4. Introducing a whole new generation to the joys of civic engagement and the phenomenal high that comes from organizing collectively for the common good -- A+
5. The acquisition (by tens of thousands of us) of invaluable skills in non-hierarchical decision making and governance -- A+
6. The formation of new, long term connections and networks -- A+.
7. The re-introduction of mutual welfare thinking into the movement for change -- A+
8. The systematic empowerment of women OWS members -- A+
Here are my reasons for pinpointing each of these achievements:
1. Defining what we're about without resorting to policy demands or settling for short term legislative fixes -- A+
In my view the most impressive accomplishment of the #OccupyWallStreet and Occupy Together movement is the speed with which we have found a collective voice -- without resorting to cookie cutter slogans or short term policy demands. This hasn't been easy. Coming from the perspective that nearly everything in the system is broken, where exactly do you start? Yet the coherence of the OWS vision is obvious from the speed with which it has spread to 1,000 Occupy Together occupations around the world.
2. Attracting media attention without letting the corporate media define us -- A+
Our second most important accomplishment is our refusal to allow the mainstream media to box us into a corner by pressuring us to advocate for narrow policy fixes.

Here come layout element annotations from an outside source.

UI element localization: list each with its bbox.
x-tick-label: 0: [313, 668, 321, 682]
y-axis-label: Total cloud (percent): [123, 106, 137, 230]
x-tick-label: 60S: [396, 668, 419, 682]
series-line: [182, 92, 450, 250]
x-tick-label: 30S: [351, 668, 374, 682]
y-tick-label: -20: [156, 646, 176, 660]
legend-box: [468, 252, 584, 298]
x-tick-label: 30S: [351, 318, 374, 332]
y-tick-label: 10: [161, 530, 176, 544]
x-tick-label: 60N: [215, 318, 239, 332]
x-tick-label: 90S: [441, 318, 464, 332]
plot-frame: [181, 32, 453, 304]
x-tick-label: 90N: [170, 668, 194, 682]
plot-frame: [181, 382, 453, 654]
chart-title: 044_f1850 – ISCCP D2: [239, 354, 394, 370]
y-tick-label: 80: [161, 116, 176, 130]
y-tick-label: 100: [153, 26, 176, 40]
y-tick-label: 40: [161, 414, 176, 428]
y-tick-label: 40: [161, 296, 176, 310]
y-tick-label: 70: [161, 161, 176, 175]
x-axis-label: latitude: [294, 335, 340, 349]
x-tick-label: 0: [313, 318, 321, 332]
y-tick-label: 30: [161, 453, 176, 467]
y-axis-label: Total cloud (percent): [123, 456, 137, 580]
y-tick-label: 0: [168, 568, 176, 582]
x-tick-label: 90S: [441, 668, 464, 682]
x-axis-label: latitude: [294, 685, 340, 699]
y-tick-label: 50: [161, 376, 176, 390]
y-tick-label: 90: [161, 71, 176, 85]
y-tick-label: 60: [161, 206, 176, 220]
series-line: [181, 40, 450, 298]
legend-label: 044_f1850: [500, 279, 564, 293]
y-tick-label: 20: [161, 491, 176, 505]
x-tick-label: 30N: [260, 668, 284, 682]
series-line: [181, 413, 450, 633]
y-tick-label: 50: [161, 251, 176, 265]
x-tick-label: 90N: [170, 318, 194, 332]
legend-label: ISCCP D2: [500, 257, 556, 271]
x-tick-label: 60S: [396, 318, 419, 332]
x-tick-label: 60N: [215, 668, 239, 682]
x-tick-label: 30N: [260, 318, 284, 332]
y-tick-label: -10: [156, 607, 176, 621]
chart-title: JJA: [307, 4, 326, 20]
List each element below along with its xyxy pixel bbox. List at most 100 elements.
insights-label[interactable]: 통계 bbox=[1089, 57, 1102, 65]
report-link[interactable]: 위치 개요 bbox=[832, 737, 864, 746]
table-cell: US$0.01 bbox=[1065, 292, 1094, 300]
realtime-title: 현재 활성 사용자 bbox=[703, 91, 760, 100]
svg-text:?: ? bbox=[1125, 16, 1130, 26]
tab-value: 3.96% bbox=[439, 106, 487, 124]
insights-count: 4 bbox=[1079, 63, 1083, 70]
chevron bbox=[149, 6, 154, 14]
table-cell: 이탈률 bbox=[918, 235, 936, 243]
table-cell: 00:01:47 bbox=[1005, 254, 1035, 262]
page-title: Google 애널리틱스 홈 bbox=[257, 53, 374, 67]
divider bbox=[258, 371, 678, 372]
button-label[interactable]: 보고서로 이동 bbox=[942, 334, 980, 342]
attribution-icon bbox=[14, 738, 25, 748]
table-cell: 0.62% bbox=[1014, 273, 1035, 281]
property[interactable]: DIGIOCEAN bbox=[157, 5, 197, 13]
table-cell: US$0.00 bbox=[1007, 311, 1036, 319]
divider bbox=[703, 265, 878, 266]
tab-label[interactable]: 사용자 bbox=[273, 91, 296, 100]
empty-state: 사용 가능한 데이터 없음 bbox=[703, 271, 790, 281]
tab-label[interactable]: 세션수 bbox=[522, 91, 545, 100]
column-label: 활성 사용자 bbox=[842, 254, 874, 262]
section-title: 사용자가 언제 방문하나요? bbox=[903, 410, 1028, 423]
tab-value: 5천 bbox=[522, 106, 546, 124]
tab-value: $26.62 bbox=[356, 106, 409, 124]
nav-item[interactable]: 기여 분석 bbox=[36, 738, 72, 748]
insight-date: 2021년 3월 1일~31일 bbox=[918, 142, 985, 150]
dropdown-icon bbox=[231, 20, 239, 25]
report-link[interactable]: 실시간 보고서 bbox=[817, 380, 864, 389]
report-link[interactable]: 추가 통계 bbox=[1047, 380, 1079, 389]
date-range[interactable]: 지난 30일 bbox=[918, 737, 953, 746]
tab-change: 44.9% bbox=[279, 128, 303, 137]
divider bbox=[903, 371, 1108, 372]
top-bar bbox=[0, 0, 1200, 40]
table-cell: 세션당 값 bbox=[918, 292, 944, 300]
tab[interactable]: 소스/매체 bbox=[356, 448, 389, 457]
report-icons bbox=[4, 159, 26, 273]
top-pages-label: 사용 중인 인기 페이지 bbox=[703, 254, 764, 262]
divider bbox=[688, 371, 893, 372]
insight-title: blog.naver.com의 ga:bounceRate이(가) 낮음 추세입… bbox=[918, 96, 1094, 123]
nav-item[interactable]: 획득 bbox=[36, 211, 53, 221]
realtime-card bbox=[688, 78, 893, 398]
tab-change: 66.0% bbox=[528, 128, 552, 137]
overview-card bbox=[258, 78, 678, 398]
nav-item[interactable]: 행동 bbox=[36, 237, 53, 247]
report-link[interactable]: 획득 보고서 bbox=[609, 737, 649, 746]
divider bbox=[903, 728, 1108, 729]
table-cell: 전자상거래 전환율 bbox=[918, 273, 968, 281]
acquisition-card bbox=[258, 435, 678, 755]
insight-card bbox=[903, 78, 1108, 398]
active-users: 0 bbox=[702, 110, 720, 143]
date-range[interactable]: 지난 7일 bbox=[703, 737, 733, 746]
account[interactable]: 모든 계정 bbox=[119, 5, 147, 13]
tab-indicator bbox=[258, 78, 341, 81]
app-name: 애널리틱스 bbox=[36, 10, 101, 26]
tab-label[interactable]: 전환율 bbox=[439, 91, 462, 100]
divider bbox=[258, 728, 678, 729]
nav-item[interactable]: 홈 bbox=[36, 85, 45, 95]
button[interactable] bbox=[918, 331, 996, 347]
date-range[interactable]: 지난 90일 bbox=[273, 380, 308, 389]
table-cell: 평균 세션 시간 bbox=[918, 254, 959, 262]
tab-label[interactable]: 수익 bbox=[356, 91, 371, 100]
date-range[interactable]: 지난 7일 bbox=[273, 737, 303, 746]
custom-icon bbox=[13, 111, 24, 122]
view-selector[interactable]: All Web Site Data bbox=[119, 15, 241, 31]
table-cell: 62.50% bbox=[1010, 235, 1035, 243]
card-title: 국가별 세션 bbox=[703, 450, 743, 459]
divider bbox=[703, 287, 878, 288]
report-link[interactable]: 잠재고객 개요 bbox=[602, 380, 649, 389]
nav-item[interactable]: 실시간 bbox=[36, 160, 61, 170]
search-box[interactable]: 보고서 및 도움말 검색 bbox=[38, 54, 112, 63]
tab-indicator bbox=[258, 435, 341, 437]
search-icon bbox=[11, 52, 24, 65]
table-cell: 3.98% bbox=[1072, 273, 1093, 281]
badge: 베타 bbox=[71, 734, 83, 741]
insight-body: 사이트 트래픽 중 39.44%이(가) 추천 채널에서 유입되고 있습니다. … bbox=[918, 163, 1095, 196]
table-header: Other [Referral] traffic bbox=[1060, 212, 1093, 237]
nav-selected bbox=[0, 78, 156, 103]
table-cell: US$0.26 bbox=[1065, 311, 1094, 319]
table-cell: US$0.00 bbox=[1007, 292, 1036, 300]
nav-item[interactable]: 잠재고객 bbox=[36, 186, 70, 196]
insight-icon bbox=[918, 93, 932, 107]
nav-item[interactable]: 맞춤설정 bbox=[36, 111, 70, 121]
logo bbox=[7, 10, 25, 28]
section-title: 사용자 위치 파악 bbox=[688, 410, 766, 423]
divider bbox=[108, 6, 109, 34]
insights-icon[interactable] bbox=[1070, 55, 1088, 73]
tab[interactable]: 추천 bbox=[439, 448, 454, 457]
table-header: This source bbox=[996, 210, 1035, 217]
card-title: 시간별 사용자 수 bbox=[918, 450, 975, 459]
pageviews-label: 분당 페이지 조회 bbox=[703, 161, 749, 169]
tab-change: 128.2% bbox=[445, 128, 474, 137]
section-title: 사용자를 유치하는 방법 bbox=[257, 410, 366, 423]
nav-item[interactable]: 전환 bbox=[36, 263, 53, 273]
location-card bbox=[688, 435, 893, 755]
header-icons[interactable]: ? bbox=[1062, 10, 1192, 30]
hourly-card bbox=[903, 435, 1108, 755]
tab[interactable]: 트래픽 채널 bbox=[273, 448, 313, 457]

There appears to be broad consensus that legislation alone can't begin to address the serious economic, political and environmental mess the corporate elite have created. Moreover the corporate-controlled media already know what we want. After a valiant attempt to ignore the occupation in Zuccotti Square, the major networks and big city dailies pretended not to understand why the American people might be unhappy with the corporate takeover of government. It's an extremely flimsy facade. Witness the abrupt turnabout by the New York Times in their October 9 editorial, under the headline "It's obvious what they want. What took so long, and where are the nation's leaders?" (http://www.nytimes.com/2011/10/09/opinion/sunday/protesters-against-wall-street.html)
The editorial speaks of "income inequality grinding down the middle class, increasing the ranks of the poor, and threatening to create a permanent underclass of able, willing but jobless people." It concludes with the highly insightful paragraph:
"It is not the job of the protesters to draft legislation. That's the job of the nation's leaders, and if they had been doing it all along there might not be a need for these marches and rallies. Because they have not, the public airing of grievances is a legitimate and important end in itself. It is also the first line of defense against a return to the Wall Street ways that plunged the nation into an economic crisis from which it has yet to emerge."
3. Demolishing the pretense that Everything is Fine -- A+
To a major extent, OWS has wrested control of the public narrative from the mainstream media, which constantly minimizes the severity of the economic, political, social and environmental crises that confront the industrialized world. Instead they exert continual psychological pressure for us to distract ourselves (through consumption, alcohol and sex), rather than trying to find real solutions.